My preferred go to place for solitude and “social distancing” in the 209 is Sonora Peak.
The summit at 11,459 feet offers a 360-degree view that is worth every step of the short but semi-strenuous 5-mile round trip from the St. Mary’s Trailhead located just west of the 9,623-foot Sonora Pass on Highway 108.
Often times you will have the summit to yourself for well over an hour even during what passes as the “peak” season.
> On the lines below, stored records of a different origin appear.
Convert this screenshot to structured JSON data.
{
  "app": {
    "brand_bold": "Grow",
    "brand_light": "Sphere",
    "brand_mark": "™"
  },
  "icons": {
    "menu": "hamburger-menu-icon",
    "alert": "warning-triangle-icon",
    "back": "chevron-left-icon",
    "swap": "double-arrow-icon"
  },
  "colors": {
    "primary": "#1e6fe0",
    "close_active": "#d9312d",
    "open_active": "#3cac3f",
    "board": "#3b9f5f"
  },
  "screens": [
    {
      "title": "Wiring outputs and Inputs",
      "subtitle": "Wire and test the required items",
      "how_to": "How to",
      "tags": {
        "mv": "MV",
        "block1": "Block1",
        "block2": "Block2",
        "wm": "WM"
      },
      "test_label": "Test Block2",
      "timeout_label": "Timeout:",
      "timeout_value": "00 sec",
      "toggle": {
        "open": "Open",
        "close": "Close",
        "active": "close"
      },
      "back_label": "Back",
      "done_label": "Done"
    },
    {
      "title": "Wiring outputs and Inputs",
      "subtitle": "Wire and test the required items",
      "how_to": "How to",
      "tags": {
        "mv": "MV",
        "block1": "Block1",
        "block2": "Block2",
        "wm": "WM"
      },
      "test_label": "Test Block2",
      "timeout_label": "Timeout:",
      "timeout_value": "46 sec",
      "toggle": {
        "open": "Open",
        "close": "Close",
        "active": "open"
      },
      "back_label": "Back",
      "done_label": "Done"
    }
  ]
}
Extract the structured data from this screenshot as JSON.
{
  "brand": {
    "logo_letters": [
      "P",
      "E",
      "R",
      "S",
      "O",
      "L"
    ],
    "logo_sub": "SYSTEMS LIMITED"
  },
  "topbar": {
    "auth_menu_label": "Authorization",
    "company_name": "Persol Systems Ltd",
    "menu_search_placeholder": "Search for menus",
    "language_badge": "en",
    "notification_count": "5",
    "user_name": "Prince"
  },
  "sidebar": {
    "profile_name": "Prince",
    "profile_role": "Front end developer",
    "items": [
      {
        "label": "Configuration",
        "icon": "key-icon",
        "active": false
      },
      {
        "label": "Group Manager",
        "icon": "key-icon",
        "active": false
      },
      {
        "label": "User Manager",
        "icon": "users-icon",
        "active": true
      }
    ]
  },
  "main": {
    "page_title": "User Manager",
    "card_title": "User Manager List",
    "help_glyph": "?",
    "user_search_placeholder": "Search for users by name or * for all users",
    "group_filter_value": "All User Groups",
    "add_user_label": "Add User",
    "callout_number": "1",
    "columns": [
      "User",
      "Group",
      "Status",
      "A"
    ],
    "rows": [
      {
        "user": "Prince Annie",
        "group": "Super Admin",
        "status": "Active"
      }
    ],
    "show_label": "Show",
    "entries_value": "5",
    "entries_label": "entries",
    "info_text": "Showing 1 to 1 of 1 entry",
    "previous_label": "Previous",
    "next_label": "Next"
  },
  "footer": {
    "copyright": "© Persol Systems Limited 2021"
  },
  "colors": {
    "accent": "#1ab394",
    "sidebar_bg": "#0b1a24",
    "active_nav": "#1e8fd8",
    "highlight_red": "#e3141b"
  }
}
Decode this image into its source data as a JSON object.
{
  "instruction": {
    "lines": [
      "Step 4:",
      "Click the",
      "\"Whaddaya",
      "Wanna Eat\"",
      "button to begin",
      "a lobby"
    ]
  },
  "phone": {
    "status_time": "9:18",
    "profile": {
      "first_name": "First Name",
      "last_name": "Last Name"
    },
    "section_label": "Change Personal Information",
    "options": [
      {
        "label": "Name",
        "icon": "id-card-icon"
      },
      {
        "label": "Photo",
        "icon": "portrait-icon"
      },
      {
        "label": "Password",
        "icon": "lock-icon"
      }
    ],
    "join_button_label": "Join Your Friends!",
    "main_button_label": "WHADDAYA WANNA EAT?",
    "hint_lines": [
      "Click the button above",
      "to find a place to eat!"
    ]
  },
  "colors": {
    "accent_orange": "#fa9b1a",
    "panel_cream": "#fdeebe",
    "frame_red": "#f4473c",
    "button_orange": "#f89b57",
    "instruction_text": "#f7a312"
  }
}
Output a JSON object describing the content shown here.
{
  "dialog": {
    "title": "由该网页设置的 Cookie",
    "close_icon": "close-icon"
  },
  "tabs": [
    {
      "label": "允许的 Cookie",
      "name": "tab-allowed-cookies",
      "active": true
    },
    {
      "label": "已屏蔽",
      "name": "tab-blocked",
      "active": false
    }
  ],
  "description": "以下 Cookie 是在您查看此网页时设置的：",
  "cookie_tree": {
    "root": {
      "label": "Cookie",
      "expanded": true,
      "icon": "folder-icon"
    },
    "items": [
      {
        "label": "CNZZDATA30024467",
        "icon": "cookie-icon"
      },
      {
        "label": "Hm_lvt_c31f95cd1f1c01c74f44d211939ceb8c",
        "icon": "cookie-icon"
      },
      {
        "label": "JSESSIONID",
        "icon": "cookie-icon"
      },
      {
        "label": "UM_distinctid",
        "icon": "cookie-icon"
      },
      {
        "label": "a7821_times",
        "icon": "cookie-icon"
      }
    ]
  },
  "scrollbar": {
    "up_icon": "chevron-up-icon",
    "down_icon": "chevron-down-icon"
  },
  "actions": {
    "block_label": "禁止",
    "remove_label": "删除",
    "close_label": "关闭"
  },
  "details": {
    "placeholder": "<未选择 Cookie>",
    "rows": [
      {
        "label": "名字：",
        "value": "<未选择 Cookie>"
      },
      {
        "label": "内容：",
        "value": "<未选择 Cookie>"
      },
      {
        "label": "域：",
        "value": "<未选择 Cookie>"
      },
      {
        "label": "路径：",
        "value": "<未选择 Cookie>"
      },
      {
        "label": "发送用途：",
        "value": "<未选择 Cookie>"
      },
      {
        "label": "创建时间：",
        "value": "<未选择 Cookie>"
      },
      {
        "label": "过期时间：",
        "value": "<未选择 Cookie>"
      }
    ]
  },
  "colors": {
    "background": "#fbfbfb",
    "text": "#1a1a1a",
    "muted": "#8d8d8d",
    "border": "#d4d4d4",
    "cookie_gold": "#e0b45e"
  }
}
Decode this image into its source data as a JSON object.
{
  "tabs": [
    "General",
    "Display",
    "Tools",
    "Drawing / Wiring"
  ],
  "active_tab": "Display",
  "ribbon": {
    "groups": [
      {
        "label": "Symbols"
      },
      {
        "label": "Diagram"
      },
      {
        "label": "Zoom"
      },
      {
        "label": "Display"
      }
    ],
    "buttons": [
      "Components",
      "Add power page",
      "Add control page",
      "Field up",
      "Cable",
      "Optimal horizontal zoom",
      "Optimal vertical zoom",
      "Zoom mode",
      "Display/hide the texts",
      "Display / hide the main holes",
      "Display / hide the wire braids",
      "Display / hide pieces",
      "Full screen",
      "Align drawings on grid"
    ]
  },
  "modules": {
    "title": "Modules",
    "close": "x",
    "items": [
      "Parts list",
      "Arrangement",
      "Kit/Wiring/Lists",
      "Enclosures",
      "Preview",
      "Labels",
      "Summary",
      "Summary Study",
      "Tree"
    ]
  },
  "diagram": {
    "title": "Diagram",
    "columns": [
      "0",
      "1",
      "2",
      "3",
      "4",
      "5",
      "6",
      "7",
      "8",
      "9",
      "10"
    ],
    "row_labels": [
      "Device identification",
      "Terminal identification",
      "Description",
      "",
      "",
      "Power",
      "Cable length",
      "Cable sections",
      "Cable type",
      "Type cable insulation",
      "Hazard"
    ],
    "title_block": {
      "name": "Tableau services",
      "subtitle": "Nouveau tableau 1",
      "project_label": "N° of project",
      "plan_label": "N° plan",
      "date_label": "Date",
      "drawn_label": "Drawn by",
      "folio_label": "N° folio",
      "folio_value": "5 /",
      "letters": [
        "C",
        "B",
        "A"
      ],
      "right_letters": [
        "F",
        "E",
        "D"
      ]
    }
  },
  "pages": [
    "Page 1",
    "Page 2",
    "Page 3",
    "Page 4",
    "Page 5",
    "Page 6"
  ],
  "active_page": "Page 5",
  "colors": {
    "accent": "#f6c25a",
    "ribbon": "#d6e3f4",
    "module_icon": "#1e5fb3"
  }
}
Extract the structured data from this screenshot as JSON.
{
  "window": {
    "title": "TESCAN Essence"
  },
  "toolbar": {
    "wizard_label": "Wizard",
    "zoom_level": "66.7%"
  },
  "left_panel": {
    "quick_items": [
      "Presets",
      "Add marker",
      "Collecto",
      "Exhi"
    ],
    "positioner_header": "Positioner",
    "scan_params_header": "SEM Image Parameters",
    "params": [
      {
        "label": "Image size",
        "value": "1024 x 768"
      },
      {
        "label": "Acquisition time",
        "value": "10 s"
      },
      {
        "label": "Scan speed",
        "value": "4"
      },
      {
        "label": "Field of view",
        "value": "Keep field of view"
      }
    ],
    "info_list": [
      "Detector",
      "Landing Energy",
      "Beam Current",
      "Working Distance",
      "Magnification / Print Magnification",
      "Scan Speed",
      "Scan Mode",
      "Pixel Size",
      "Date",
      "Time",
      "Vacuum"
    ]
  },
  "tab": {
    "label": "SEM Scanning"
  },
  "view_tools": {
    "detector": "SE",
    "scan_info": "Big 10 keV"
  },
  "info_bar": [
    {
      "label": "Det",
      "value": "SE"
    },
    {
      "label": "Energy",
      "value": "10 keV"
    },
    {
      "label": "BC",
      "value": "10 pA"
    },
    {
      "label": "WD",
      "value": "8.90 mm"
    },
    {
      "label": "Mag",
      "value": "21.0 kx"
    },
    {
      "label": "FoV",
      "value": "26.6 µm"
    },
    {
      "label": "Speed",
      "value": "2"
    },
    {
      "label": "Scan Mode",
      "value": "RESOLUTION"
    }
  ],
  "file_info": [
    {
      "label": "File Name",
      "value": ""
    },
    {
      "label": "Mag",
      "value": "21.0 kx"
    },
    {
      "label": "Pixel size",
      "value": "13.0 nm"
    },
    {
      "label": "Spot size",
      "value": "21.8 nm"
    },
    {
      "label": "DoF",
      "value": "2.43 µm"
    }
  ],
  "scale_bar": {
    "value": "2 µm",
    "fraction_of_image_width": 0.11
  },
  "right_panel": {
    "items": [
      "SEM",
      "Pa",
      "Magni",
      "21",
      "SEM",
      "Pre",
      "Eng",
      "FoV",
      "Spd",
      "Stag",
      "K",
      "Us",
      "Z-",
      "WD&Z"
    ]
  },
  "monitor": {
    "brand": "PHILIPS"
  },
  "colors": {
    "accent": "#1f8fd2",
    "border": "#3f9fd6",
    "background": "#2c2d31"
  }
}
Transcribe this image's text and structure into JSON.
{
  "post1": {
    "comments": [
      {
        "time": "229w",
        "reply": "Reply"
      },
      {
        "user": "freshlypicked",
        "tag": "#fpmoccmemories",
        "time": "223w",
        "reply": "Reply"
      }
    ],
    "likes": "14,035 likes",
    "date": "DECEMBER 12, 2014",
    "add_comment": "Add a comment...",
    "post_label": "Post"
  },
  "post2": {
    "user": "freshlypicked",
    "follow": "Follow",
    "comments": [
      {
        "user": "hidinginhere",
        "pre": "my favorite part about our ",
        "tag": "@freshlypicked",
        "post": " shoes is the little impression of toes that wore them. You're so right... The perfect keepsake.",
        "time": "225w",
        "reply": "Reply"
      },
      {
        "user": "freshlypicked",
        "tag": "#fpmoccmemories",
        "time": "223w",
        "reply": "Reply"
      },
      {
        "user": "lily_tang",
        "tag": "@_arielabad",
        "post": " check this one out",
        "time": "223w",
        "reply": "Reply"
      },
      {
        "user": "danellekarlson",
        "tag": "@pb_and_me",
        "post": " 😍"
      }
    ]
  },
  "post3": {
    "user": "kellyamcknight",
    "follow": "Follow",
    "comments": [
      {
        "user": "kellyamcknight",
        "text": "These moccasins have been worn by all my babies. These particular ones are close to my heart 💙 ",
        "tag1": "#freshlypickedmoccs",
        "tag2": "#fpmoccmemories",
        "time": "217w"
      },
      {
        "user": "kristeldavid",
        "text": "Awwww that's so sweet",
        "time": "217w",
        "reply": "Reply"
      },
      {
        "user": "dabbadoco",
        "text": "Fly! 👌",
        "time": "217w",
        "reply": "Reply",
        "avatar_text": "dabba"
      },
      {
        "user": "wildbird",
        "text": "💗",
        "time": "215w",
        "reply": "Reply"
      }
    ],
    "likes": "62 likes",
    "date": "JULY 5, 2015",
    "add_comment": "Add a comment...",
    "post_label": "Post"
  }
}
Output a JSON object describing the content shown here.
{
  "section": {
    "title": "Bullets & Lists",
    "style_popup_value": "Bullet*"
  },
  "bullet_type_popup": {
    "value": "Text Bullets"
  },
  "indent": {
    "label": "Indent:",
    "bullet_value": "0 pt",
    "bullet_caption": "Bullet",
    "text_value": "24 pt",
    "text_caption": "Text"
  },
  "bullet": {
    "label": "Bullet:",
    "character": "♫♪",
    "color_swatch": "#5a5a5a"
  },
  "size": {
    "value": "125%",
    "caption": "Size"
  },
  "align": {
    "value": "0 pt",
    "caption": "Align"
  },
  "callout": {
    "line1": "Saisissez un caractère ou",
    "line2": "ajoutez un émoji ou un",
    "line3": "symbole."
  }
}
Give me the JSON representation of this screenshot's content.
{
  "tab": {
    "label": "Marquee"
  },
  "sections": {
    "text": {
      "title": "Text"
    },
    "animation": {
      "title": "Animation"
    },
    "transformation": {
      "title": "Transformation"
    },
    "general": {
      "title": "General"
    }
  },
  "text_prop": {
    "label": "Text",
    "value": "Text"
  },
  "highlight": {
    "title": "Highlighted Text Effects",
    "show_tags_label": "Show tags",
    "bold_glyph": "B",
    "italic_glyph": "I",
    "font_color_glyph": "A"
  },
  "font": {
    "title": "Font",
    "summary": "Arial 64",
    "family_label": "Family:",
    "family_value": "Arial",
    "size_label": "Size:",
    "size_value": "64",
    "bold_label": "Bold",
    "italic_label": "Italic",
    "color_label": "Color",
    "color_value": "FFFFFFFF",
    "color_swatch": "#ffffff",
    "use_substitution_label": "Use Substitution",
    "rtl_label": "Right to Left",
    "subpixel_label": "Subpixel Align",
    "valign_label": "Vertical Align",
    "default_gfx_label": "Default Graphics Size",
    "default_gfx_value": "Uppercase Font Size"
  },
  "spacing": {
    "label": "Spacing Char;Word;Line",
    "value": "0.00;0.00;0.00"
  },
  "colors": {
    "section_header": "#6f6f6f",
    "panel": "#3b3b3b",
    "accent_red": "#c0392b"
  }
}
If I’m lucky I will be able to squeeze three hikes up to Sonora Peak in a year’s time. Once in the spring when snow still covers much of the trail, in early summer when there are still patches of snow lingering and the first wildflowers are blooming, and late summer or early fall where you will find a repertoire of wildflowers in bloom that many say is among the most intense in the Sierra one can find around the 10,000 foot level.
Each season gives you a different perspective from the peak.
It is easily within my top five spots in the Sierra to just soak in the scenery or sneak in a short nap mainly because it is fairly easy to conquer whether you are a neophyte, a lollygagger, or want to challenge yourself for a personal best.
What also does it for me is I can leave at 7 a.m., drive the 2.5 hours from Manteca via Highway 108 that is mostly void of traffic once you pass Strawberry, get in the hike with enough gain of elevation — some 2,000 feet — to get a feel good tiredness without being exhausted, soak in the views, spend a lot of time thinking or just letting your mind go its natural course, enjoy a spell at the summit, and be back in Manteca by 5:30 p.m. to tackle weekend errands and be refreshed for the upcoming week.
And when I really need to get away for a while I head for Death Valley that so far I’ve visited 24 times covering 129 days over the course of 34 years.
I chart cross country hikes to remote sand dunes as well as up canyons, and try my best to tackle peaks —some with success and others where I get to the point where I know I’ve reached my limitations for safety — without coming across anyone the entire time.
It is a place where you can hear yourself think while measuring humanity by the yardstick that is the 5,270-square-mile Death Valley National Park where on one day you can be hiking at 280 feet below sea level and the next cresting the narrow 11,049-foot summit of Telescope Peak.
And if you spend a night under the stars away from the two spots in the valley where tourists and campers congregate as well as a handful of remote campgrounds you can get an eyeful of the heavens that you can’t take in in very many other locales given mountain ranges block out light on the horizon.
The ability to distance yourself from your daily routine and the company of others for a while is a surefire way to get perspective and crater your stress levels.
Once social distancing rules are relaxed and I can head east into the Sierra for a day hike I will recharge my immunity to the burdens that can come with daily routines and delve into a half day or so of “extreme” social distancing.